The creation of Living Earth Television NFP (LETV) was inspired by the events in the weeks and months immediately following the 9/11 terrorist attacks on the US in 2001. For a brief period after the attacks, as we were all trying to understand what had happened, people around the world were saying, “We are all Americans.” It was a rare moment of empathy and solidarity. However, in the years since 9/11, ethnic conflict, profiling, and prejudices have only grown.
The potential of documentary to teach about other cultures, and to promote understanding and respect, is boundless. Exposure to the ordinary lives, communities, challenges and joys of others around the world helps to dissolve misconceptions and prejudices that underlie ethnic hatred and violence. Our ultimate goal is to offer opportunities for the blossoming of empathy among peoples. To do this, we will help create venues and curate content for the global sharing of cultural and environmental documentaries originating all over the world, in the languages of a variety of regions.
LETV’s first national US broadcasts, of a new English-language version of a Chinese documentary called Kindergarten, took place on the national, noncommercial American satellite channel LinkTV in 2010-12. In 2014, LETV is adapting four Chinese documentaries representing different aspects of contemporary Chinese life, from four different Chinese filmmakers, for national US broadcast on PBS World. These come from a variety of sources, including China Central Television, a provincial television station, and two independent filmmakers, one a professor in China and the other currently living in the US.
As the organization expands, we expect to broaden our program focus to include the development of classroom materials for secondary and higher education, and to widen our geographic focus, initially to other Asian countries and to some African countries.
LETV has received funding from many individuals, foundations, and organizations, including the Henry Luce Foundation, the American Embassy in Beijing, the US-China Educational Foundation, the Benton Foundation, and the Rotary Club of Wilmette, Illinois.
LETV Organizational History
On September 22nd, 2001, LETV founder Martha Foster flew from Chicago, Illinois to Chengdu, Sichuan, China, to serve as a judge for the Sichuan International Television Festival. As the only American on the international jury, she felt a heightened urgency for finding ways to reach larger audiences – broadcast, online and classroom audiences, worldwide – with the type of social documentary films she was watching as a juror in Chengdu.
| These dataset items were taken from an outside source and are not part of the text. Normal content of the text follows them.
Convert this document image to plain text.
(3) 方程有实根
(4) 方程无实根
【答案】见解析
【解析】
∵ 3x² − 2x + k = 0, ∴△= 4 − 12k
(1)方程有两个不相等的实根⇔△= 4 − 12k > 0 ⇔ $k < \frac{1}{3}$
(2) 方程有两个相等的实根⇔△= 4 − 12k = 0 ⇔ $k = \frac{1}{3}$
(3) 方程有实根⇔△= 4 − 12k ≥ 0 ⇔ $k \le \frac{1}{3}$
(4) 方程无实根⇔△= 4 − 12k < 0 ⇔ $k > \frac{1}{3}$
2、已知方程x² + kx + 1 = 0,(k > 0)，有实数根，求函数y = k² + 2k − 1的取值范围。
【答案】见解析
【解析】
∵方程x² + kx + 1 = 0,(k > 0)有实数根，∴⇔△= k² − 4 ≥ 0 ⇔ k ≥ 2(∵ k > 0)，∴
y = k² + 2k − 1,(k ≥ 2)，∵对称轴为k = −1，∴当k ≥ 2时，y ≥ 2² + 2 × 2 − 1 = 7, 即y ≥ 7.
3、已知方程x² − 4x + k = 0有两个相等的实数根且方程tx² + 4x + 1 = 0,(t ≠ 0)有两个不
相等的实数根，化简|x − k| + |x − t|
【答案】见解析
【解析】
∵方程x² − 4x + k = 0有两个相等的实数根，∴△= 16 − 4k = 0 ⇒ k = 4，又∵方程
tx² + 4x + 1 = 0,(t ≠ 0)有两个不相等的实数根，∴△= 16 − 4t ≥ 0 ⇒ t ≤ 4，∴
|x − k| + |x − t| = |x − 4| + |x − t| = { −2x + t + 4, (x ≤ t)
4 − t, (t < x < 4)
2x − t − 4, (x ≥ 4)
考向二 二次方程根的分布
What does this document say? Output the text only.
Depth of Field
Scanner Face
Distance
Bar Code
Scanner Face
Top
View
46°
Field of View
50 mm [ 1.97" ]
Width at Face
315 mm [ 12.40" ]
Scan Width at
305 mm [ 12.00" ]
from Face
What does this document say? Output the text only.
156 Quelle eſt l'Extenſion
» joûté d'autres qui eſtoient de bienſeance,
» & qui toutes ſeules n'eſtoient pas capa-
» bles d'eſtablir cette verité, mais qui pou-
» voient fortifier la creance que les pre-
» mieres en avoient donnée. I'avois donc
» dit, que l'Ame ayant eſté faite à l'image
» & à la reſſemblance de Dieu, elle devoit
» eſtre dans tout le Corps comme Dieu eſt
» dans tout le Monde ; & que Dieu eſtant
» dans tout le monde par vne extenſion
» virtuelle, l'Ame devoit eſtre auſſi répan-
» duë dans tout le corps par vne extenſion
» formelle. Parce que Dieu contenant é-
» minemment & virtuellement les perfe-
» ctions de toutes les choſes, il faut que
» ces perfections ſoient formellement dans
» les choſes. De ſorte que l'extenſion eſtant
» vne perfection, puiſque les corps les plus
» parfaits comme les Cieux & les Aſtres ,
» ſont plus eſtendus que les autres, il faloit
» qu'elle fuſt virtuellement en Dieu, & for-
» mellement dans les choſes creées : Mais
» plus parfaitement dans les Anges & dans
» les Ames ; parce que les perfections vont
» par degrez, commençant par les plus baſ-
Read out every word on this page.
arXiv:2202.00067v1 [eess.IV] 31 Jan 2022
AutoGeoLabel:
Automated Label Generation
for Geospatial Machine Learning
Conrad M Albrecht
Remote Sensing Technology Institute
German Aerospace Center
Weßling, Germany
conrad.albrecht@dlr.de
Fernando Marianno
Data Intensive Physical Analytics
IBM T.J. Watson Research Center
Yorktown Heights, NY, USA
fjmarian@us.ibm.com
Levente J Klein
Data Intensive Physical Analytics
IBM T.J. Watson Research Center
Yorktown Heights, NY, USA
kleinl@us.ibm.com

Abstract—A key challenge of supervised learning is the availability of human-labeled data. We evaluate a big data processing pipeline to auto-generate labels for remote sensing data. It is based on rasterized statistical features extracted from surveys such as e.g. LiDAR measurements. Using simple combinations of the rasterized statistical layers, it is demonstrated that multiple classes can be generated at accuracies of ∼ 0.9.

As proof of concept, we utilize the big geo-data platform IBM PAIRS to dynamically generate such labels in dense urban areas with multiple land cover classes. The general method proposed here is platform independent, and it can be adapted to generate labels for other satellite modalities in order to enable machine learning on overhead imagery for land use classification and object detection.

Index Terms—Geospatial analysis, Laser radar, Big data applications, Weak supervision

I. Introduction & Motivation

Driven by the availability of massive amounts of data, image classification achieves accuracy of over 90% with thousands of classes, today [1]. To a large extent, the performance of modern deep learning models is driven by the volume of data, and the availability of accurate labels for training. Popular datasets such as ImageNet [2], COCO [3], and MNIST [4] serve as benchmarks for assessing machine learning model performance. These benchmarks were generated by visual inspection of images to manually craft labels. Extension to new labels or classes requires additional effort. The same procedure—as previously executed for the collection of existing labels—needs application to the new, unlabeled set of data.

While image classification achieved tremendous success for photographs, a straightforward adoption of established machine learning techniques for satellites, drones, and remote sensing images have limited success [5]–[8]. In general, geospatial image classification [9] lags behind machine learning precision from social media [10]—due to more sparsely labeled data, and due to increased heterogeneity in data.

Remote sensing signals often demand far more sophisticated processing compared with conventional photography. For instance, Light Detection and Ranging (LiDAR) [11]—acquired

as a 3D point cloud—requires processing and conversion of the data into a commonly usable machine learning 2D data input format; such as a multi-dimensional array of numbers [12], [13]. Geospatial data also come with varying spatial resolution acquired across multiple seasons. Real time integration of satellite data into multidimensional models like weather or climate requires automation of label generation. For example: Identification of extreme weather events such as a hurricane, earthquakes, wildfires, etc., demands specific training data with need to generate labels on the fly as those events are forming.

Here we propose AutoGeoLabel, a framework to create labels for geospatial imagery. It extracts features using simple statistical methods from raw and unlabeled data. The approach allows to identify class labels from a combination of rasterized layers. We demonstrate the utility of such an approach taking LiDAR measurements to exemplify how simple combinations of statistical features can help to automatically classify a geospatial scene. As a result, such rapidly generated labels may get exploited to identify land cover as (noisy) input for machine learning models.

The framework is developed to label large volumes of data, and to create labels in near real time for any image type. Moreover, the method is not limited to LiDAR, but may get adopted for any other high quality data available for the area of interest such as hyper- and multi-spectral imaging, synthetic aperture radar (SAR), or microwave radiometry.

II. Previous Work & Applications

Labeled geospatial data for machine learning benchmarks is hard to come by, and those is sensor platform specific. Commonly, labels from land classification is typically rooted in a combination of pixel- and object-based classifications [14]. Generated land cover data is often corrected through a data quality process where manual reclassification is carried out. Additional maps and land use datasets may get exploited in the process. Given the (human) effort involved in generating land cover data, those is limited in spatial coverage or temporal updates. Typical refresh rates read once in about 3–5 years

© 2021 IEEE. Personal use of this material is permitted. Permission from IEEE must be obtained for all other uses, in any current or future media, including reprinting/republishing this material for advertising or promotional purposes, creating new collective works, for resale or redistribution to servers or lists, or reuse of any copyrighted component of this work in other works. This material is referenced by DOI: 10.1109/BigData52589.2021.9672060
Martha had seen similar films by the hundreds during decades of work with film festivals, museums, and universities. The time had come, and the technology was arriving, for making non-political documentaries from and about local communities – individuals, families, kids, arts, spiritual practices, peacemakers, and sustainability - available to audiences worldwide. Kinship among all people can be felt when we have a way to see others, from different cultures and ethnic groups, as individuals and in communities with the same struggles and joys we all encounter in life.
LETV received its 501(c)(3) status from the IRS in 2005. With Foster as Executive Director and now President/CEO, the organization has made numerous significant steps towards realizing its goals. A pilot program was designed involving the exchange of documentaries for live screenings, education, and broadcast between the US and China. The LETV version of a Chinese documentary, Kindergarten, directed by Zhang Yiqing, was broadcast on national US satellite television channel LinkTV, beginning in September 2010. LETV facilitated the broadcast of American environmental documentaries on Myanmar (Burma) State Television in 2010, and in November of 2013, presented the first-ever program of American films, six environmental documentaries which LETV subtitled in Chinese, at the Sichuan International TV Festival, the leading documentary festival in China.
Anthropologist Dr. Nancy Jervis, a China expert, joined LETV in 2012 as Director of China Programs, and LETV has an active Board of Directors and an impressive Honorary Board, which includes global leaders and shapers of media. In 2013, LETV forged an alliance with WTIU Public Television at Indiana University as a partner to co-produce the US broadcast versions of programs selected by LETV. The same year, LETV received an enthusiastic response from PBS World, a relatively new sister channel of the main PBS channel (along with PBS Kids and PBS Create). PBS World’s General Manager and Director of Programming have given LETV an enthusiastic welcome.
Through projects such as the initial broadcast of a Chinese documentary on national American television, local screenings in the US, China, Singapore and Myanmar, and participation in conferences and festivals, LETV has realized the first phase of a large and long-term vision that we hope will someday allow filmmakers worldwide to share their documentaries in a variety of languages with audiences all over the world.